Authored by RKSimon on Aug 11 2015, 6:38 AM.

Details

Summary

Most SSE/AVX (non-constant) vector shift instructions only use the lower 64-bits of the 128-bit shift amount vector operand, this patch calls SimplifyDemandedVectorElts to optimize for this.

I had to refactor some of my recent InstCombiner work on the vector shifts to avoid quite a bit of duplicate code. it means that SimplifyX86immshift now (re)decodes the type of shift.

Diff Detail

Repository
rL LLVM

Event Timeline

RKSimon updated this revision to Diff 31803.Aug 11 2015, 6:38 AM
RKSimon retitled this revision from to [InstCombine] SSE/AVX vector shifts demanded shift amount bits.
RKSimon updated this object.
RKSimon added reviewers: andreadb, mkuper, majnemer.
RKSimon set the repository for this revision to rL LLVM.
RKSimon added a subscriber: llvm-commits.
mkuper accepted this revision.Aug 12 2015, 5:35 AM
mkuper edited edge metadata.

LGTM, with a nit, and a question about unrelated code. :-)

lib/Transforms/InstCombine/InstCombineCalls.cpp
259 ↗(On Diff #31803)

Could this code also be replaced by a call to SimplifyDemandedVectorElts(), to remove duplication?

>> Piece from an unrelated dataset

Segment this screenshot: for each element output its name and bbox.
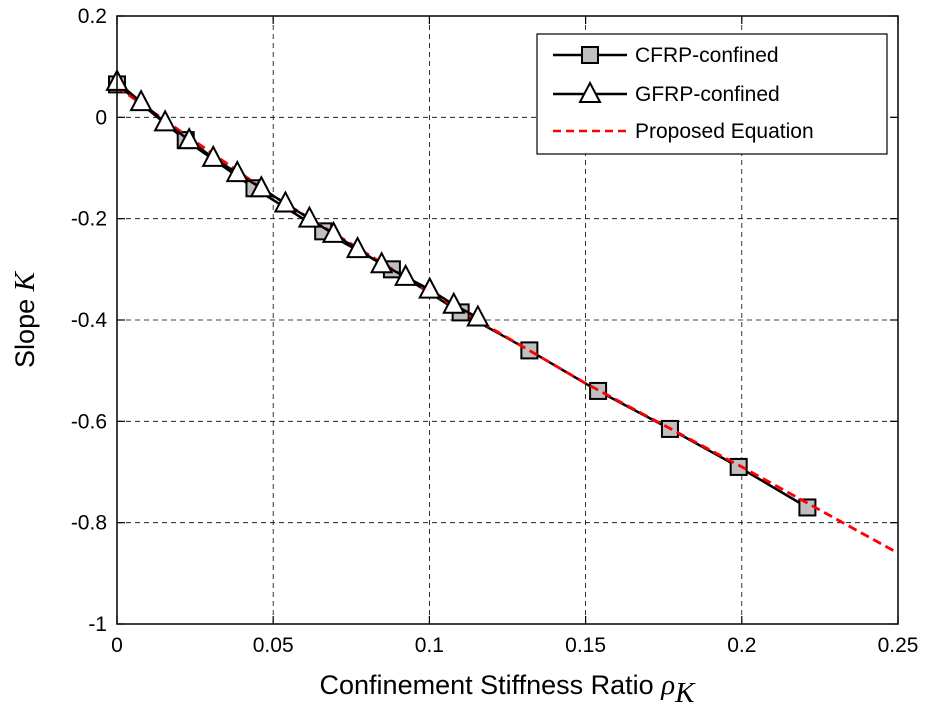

Or does it do something smarter?

876 ↗(On Diff #31803)

all -> only?

This revision is now accepted and ready to land.Aug 12 2015, 5:35 AM

Thanks Michael.

lib/Transforms/InstCombine/InstCombineCalls.cpp
259 ↗(On Diff #31803)

AFAICT SimplifyDemandedVectorElts doesn't help us here - what we'd really need is a helper function that bitcasts a ConstantDataVector and we get the raw APInt values. There is similar code in ConstantFolding.cpp (and DAGCombiner::ConstantFoldBITCASTofBUILD_VECTOR) so it isn't out of the question but beyond the scope of this patch.

876 ↗(On Diff #31803)

OK.

mkuper added inline comments.Aug 12 2015, 7:37 AM
lib/Transforms/InstCombine/InstCombineCalls.cpp
259 ↗(On Diff #31803)

Of course, I definitely didn't mean that should be part of this patch.
(Also, I misread the code, it was a silly question to begin with, sorry for the noise.)

This revision was automatically updated to reflect the committed changes.